Another thorny subject this week, I'm often asked: "Hey, do you know a free web host? How do you make a site for free? ... etc."
So here I'm going to explain why what we think is free isn't, and more importantly, why we think it is.

Everything on the Internet is free - where does that come from?

The Internet is a medium, and like many media before it, its business model is based on advertising, often aimed at individuals (there's also B2B).
Whether you're an entrepreneur, an employee, a freelancer... we're all natural persons, otherwise known as individuals, and we all started using the Internet as individuals (don't you remember?). Your hours lost forever to online chats (not the pet, eh?)? Or playing "Paff the dog"?).
As individuals, companies offer us services or content "for free". The best-known of these are Google and Facebook (ah don't you know? How did you do that??).
And even before that, in fact, we've been getting free stuff for 20 years, and it's become a norm for many people... but... who gets up in the morning to work for free? No one does.
It's simply because it's "fake free": the individual doesn't pay for it with money, but with his or her attention.

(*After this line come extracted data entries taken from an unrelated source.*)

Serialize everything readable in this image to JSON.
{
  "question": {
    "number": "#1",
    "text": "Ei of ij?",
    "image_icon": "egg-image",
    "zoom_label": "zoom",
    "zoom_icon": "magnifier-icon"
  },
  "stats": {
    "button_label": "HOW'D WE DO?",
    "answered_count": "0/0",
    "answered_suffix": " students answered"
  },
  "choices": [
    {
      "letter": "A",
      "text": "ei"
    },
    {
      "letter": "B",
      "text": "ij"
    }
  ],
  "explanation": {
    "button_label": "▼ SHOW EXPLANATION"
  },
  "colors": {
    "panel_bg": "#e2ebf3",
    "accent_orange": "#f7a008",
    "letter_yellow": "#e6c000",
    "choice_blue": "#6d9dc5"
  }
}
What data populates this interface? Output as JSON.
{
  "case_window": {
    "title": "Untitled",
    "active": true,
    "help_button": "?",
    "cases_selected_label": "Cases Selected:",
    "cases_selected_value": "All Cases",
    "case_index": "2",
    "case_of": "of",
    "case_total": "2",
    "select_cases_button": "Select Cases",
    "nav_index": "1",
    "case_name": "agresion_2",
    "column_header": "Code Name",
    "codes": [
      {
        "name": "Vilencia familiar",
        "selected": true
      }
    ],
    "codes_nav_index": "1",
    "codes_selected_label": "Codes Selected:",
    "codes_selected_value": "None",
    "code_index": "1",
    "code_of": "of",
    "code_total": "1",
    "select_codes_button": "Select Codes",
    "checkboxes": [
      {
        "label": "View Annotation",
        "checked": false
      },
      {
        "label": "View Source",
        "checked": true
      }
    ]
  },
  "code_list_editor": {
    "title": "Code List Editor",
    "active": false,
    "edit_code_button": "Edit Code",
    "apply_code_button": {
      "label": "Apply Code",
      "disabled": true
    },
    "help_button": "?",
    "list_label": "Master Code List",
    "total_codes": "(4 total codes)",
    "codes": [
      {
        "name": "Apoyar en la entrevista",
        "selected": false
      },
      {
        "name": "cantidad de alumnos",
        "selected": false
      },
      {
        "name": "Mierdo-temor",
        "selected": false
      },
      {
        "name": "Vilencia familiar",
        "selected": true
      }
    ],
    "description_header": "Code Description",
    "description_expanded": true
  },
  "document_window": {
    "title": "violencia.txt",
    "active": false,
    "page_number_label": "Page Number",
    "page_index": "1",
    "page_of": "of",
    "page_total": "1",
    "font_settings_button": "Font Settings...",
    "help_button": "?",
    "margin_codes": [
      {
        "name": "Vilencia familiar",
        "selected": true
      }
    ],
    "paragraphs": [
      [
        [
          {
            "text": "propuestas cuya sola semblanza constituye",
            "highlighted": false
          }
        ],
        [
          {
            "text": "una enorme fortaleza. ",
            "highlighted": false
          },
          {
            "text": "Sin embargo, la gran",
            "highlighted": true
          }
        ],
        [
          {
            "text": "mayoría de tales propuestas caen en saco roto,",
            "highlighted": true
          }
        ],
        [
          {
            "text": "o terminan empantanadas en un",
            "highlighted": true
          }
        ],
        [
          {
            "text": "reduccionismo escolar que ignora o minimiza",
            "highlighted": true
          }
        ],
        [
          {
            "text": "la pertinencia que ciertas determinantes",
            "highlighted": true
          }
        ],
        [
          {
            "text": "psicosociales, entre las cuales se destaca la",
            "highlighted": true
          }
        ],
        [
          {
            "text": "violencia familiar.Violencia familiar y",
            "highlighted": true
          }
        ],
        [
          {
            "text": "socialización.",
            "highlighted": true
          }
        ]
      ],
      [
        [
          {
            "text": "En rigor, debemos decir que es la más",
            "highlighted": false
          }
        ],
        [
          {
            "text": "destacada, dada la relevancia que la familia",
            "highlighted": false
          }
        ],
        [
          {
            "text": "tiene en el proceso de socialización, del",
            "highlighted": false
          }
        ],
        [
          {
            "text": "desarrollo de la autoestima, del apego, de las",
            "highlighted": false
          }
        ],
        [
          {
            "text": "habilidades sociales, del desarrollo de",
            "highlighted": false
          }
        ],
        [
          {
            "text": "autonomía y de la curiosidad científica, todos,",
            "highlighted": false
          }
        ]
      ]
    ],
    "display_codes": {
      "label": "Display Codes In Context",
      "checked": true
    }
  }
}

How can companies in the world's top 5 provide free services?

It's a little reminder that I like to make when people tell me that everything on the Internet is free, so... if everything is free, how can Facebook and Google be worth what they are today? Money isn't created out of thin air. If they have this money, it's because people have bought products or services from them.
Well, the business model of these companies is based on advertising. But not unwanted pop-up advertising like we saw 10 years ago, it's much more subtle...
By using these services (Google Search, Google Drive, Facebook ... etc.) we give clear information about what interests us to the companies that create these services.
Then they sell to other companies, not the data directly (which you can read about in several places), but targeted advertising space. You want to target people who like video games? They've got ad space for that...
On Google, in addition to targeted ad space, there are paid search results, when you do a search on Google, the first results (with a little "ads" next to them) are locations bought by companies.

"Advertising doesn't reach me".

We all think that ads don't work and don't get to us... and yet when was the last time a purchase was the consequence of a Facebook posting? A Google search for a product? Look hard enough...?

The online advertising business model has evolved.

In the early days of the Internet, targeted advertising didn't exist, it was more by site theme. For example, a site talking about cars would display car ads (logical ... ?), because there weren't the profiling technologies we have today. Advertisers (companies that pay to be visible) paid for 1,000 displays, known as CPM (cost per thousand), then CPL (cost per lead, i.e. filling in a form) and then CPC (cost per click).
This has become possible because it's much more relevant to advertisers, who pay for more targeted visibility. All this, of course, is made possible by targeting technologies that are far more advanced than those used in the early days of the Internet.
A business model that will continue to evolve...
And now, in 2020, you'll have noticed that more and more sites are asking you to either accept cookies, or pay for them.
Well, yes, cookies are useful for profiling in order to display targeted advertising. As targeting becomes more and more complicated, advertising revenues are falling.
More and more services, once free, are moving towards a pay model.


The conclusion of this article goes in the same direction as all other industries: behind the Internet, there's a business model, and what's free is only free in appearance, because in any case, just having a website involves costs (servers, bandwidth ... etc..) that someone has to pay for.